Ich zucke die Schultern. Wo sie recht hat, hat sie recht. Aber ich fühle mich zu Hause am wohlsten, am sichersten, und die Salbenkocherei macht mir mehr Spaß als ein Bummel durch die Stadt. Viel lieber helfe ich dem Hias mit seinem Ferkel, schlichte Streitereien und richte verschobene Wirbel, als dass ich mich durch den Stoßverkehr quäle und mich nur über rote Ampeln ärgere. Außerdem bin ich für mein Alter sehr modern. Seit dem Computerkurs der Volkshochschule bestelle ich alles, was ich bei der Krämerin nicht bekomme, im Internet. Dort kriege ich den Warenhimmel frei Haus geliefert. Sogar meine Lieblings-Palmers-BHs, die es in keinem Laden mehr gibt, weil dieses Modell nicht mehr in ist.

»Dir fehlen ein Tapetenwechsel und ein Mann!«, meint Gitti in einem Tonfall, der keine Widerrede erlaubt.
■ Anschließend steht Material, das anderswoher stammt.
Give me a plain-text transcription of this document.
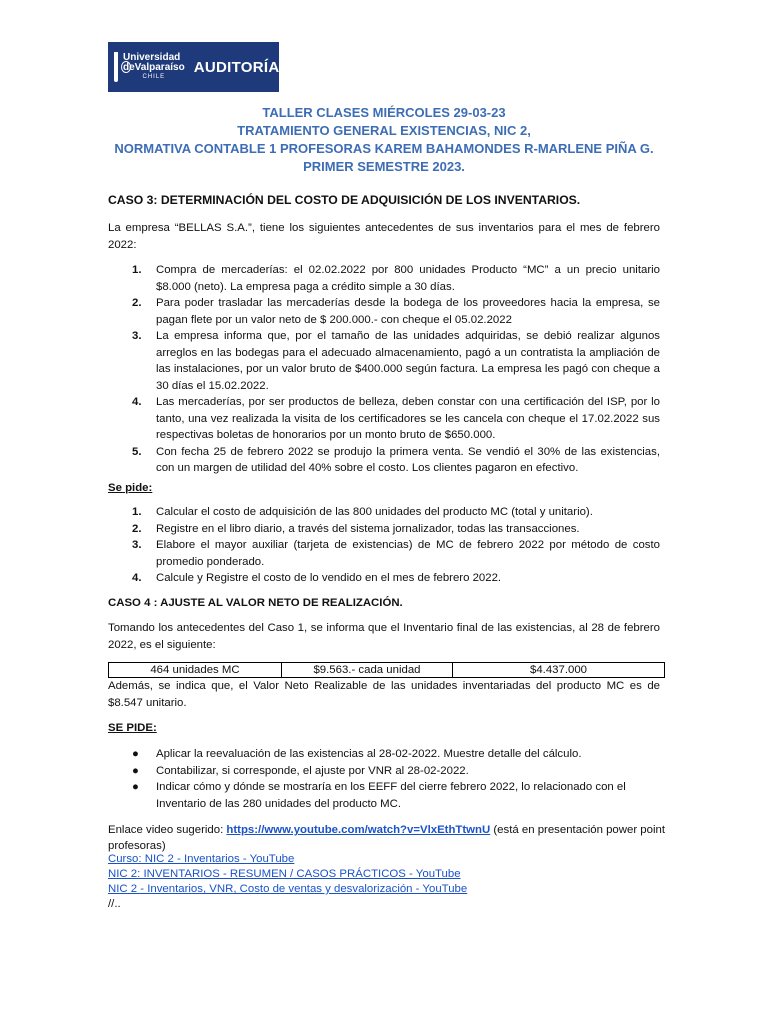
Universidad
deValparaíso
CHILE
AUDITORÍA
TALLER CLASES MIÉRCOLES 29-03-23
TRATAMIENTO GENERAL EXISTENCIAS, NIC 2,
NORMATIVA CONTABLE 1 PROFESORAS KAREM BAHAMONDES R-MARLENE PIÑA G.
PRIMER SEMESTRE 2023.
CASO 3: DETERMINACIÓN DEL COSTO DE ADQUISICIÓN DE LOS INVENTARIOS.
La empresa “BELLAS S.A.”, tiene los siguientes antecedentes de sus inventarios para el mes de febrero 2022:
1. Compra de mercaderías: el 02.02.2022 por 800 unidades Producto “MC” a un precio unitario $8.000 (neto). La empresa paga a crédito simple a 30 días.
2. Para poder trasladar las mercaderías desde la bodega de los proveedores hacia la empresa, se pagan flete por un valor neto de $ 200.000.- con cheque el 05.02.2022
3. La empresa informa que, por el tamaño de las unidades adquiridas, se debió realizar algunos arreglos en las bodegas para el adecuado almacenamiento, pagó a un contratista la ampliación de las instalaciones, por un valor bruto de $400.000 según factura. La empresa les pagó con cheque a 30 días el 15.02.2022.
4. Las mercaderías, por ser productos de belleza, deben constar con una certificación del ISP, por lo tanto, una vez realizada la visita de los certificadores se les cancela con cheque el 17.02.2022 sus respectivas boletas de honorarios por un monto bruto de $650.000.
5. Con fecha 25 de febrero 2022 se produjo la primera venta. Se vendió el 30% de las existencias, con un margen de utilidad del 40% sobre el costo. Los clientes pagaron en efectivo.
Se pide:
1. Calcular el costo de adquisición de las 800 unidades del producto MC (total y unitario).
2. Registre en el libro diario, a través del sistema jornalizador, todas las transacciones.
3. Elabore el mayor auxiliar (tarjeta de existencias) de MC de febrero 2022 por método de costo promedio ponderado.
4. Calcule y Registre el costo de lo vendido en el mes de febrero 2022.
CASO 4 : AJUSTE AL VALOR NETO DE REALIZACIÓN.
Tomando los antecedentes del Caso 1, se informa que el Inventario final de las existencias, al 28 de febrero 2022, es el siguiente:
464 unidades MC	$9.563.- cada unidad	$4.437.000
Además, se indica que, el Valor Neto Realizable de las unidades inventariadas del producto MC es de $8.547 unitario.
SE PIDE:
● Aplicar la reevaluación de las existencias al 28-02-2022. Muestre detalle del cálculo.
● Contabilizar, si corresponde, el ajuste por VNR al 28-02-2022.
● Indicar cómo y dónde se mostraría en los EEFF del cierre febrero 2022, lo relacionado con el Inventario de las 280 unidades del producto MC.
Enlace video sugerido: https://www.youtube.com/watch?v=VlxEthTtwnU (está en presentación power point profesoras)
Curso: NIC 2 - Inventarios - YouTube
NIC 2: INVENTARIOS - RESUMEN / CASOS PRÁCTICOS - YouTube
NIC 2 - Inventarios, VNR, Costo de ventas y desvalorización - YouTube
//..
»Gut. Ich komme mit. Aber ich gebe keinen einzigen Cent aus für diesen Wahnsinn. Und irgendwelche Töpfe-, Pfannen- oder Matratzen-Shows will ich auch nicht sehen.«

»Wirst du nicht. Nur einen kleinen Ausflug in eine Lederfabrik. Die Türken machen die besten Lederjacken«, antwortet sie mit Unschuldsstimme.
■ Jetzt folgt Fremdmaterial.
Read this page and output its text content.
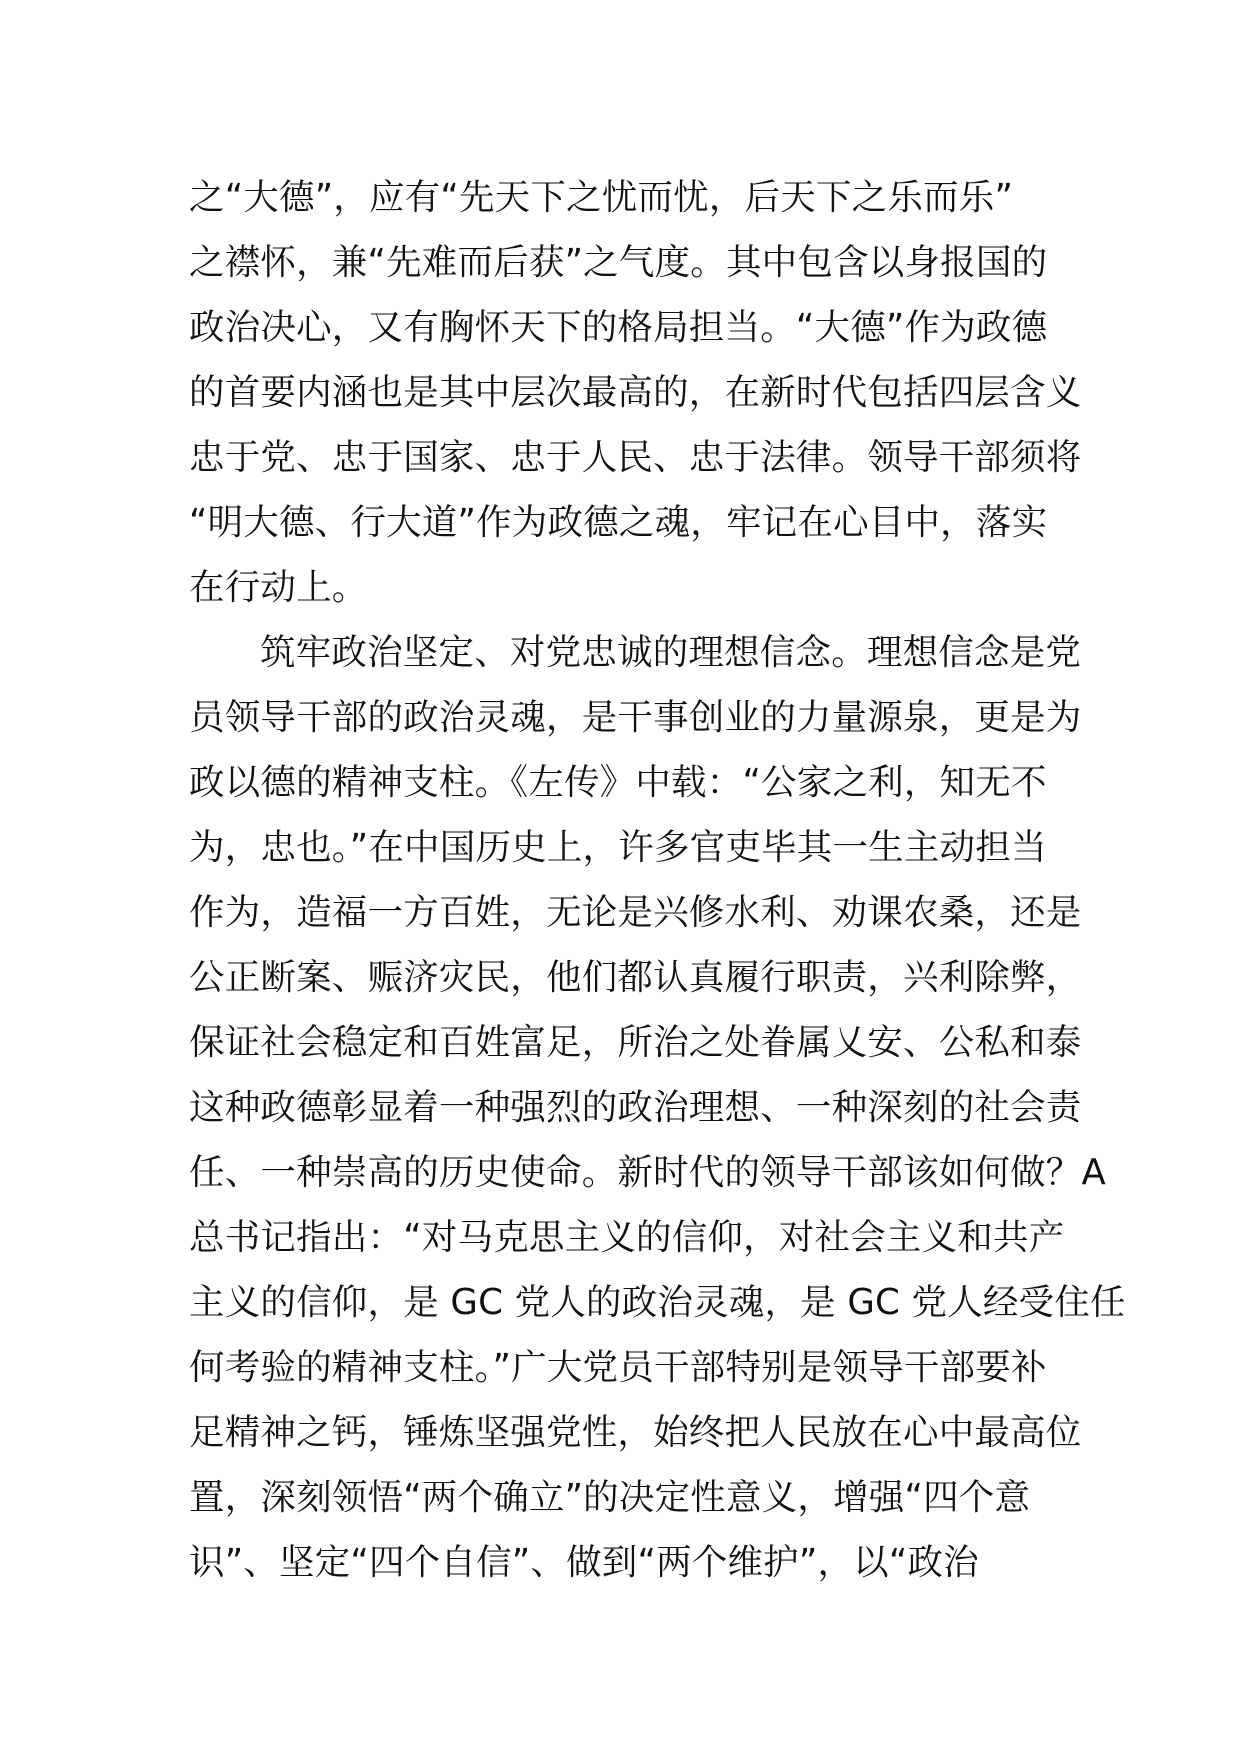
之“大德”，应有“先天下之忧而忧，后天下之乐而乐”
之襟怀，兼“先难而后获”之气度。其中包含以身报国的
政治决心，又有胸怀天下的格局担当。“大德”作为政德
的首要内涵也是其中层次最高的，在新时代包括四层含义
忠于党、忠于国家、忠于人民、忠于法律。领导干部须将
“明大德、行大道”作为政德之魂，牢记在心目中，落实
在行动上。
筑牢政治坚定、对党忠诚的理想信念。理想信念是党
员领导干部的政治灵魂，是干事创业的力量源泉，更是为
政以德的精神支柱。《左传》中载：“公家之利，知无不
为，忠也。”在中国历史上，许多官吏毕其一生主动担当
作为，造福一方百姓，无论是兴修水利、劝课农桑，还是
公正断案、赈济灾民，他们都认真履行职责，兴利除弊，
保证社会稳定和百姓富足，所治之处眷属乂安、公私和泰
这种政德彰显着一种强烈的政治理想、一种深刻的社会责
任、一种崇高的历史使命。新时代的领导干部该如何做？A
总书记指出：“对马克思主义的信仰，对社会主义和共产
主义的信仰，是 GC 党人的政治灵魂，是 GC 党人经受住任
何考验的精神支柱。”广大党员干部特别是领导干部要补
足精神之钙，锤炼坚强党性，始终把人民放在心中最高位
置，深刻领悟“两个确立”的决定性意义，增强“四个意
识”、坚定“四个自信”、做到“两个维护”，以“政治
Ich seufze und sehe meine beste Freundin schon in einer Nietenjacke und mit Lederstiefeln, die ihr bis zum Po reichen, vor mir. So leicht, wie sie zu beeindrucken ist, fährt sie als Landpomeranze weg und kommt als alte, verrunzelte Bikerbraut in Lederkluft zurück.

Gitti kramt in ihrer Safttüten-Tasche herum und zieht einen Computerausdruck heraus. »Siehst du, hier steht alles.«

Ich werfe einen Blick darauf. Auf dem Werbefoto liegen bierbäuchige, stark behaarte und mit Baseballkappen beschirmte Männer im Rentenalter mit ihren ebenso attraktiven, im Bikini eingezwängten Ehefrauen auf den Sonnenliegen und halten breit lächelnd einen riesigen Bierkrug mit dem bayrischen Wappen darauf ins Bild.
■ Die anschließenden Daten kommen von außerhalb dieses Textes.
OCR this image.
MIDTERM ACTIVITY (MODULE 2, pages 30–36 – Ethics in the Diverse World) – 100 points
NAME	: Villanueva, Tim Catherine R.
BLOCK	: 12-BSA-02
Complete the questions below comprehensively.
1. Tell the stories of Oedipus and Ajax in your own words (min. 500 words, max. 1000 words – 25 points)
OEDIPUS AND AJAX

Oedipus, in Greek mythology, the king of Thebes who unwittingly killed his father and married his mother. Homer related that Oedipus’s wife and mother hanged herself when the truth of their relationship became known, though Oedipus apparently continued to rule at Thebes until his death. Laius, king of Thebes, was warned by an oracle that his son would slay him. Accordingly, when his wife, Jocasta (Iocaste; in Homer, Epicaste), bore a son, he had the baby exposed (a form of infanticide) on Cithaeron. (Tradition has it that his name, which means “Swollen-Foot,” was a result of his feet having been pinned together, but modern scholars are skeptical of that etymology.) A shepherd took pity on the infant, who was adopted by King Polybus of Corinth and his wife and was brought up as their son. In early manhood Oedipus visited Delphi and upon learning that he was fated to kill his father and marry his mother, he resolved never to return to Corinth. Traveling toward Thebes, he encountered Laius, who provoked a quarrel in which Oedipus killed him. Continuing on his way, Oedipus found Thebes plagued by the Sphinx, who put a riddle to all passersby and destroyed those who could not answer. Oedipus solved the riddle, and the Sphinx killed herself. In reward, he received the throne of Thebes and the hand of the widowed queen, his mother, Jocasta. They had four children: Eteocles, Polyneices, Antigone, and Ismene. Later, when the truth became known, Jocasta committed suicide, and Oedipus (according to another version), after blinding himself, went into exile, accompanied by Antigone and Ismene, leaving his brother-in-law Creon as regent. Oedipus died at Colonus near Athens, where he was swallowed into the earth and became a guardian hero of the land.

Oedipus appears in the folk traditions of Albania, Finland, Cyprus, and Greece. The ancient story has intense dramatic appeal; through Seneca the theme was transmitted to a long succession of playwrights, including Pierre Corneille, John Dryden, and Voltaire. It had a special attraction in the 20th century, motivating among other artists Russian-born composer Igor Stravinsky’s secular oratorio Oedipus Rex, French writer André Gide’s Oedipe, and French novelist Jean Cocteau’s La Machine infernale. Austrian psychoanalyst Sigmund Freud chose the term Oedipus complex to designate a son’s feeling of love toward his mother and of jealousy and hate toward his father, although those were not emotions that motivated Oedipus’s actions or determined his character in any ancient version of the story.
»Ich ziehe mein Angebot, dich zu begleiten, zurück«, stöhne ich.

»Geht nicht. Versprochen ist versprochen, meine Liebe. Du kommst mit, und du wirst dich amüsieren.«

»Bei diesen Mannsbildern? Das bezweifle ich mal stark. Außerdem hab ich gar nichts versprochen.«

»Aber du hast gesagt, dass du mitfliegst. Ich hab doch nur dich, wenn mein Alfons streikt. Ich hoffe nur, er geht unter in den Wäschebergen und ihm brennt alles an, wenn ich nicht da bin.«

Ich muss lachen. »Ach Gitti. Männer kommen mit beneidenswert wenig Wäsche aus. Oder wann hat dein Alfons sich das letzte Mal eine Unterhose gekauft?«

»Noch nie. Das mach ich immer.« Beleidigt nippt sie am Kaffee.

»Siehst du, und anbrennen kann ihm nichts, weil er nicht kochen wird. Zur Not lädt er sich selbst bei eurer Tochter ein oder kauft sich jeden Tag Leberkäs-Semmeln beim Metzger. Also, deswegen brauchst du dir keine Sorgen – oder sollte ich sagen Hoffnungen– machen. Dein Gatte wird prima allein zurechtkommen, sieben Tage dasselbe T-Shirt anhaben und sich von den Köstlichkeiten der Nahversorgungsbetriebe ernähren.« Ich klopfe ihr auf die Schulter.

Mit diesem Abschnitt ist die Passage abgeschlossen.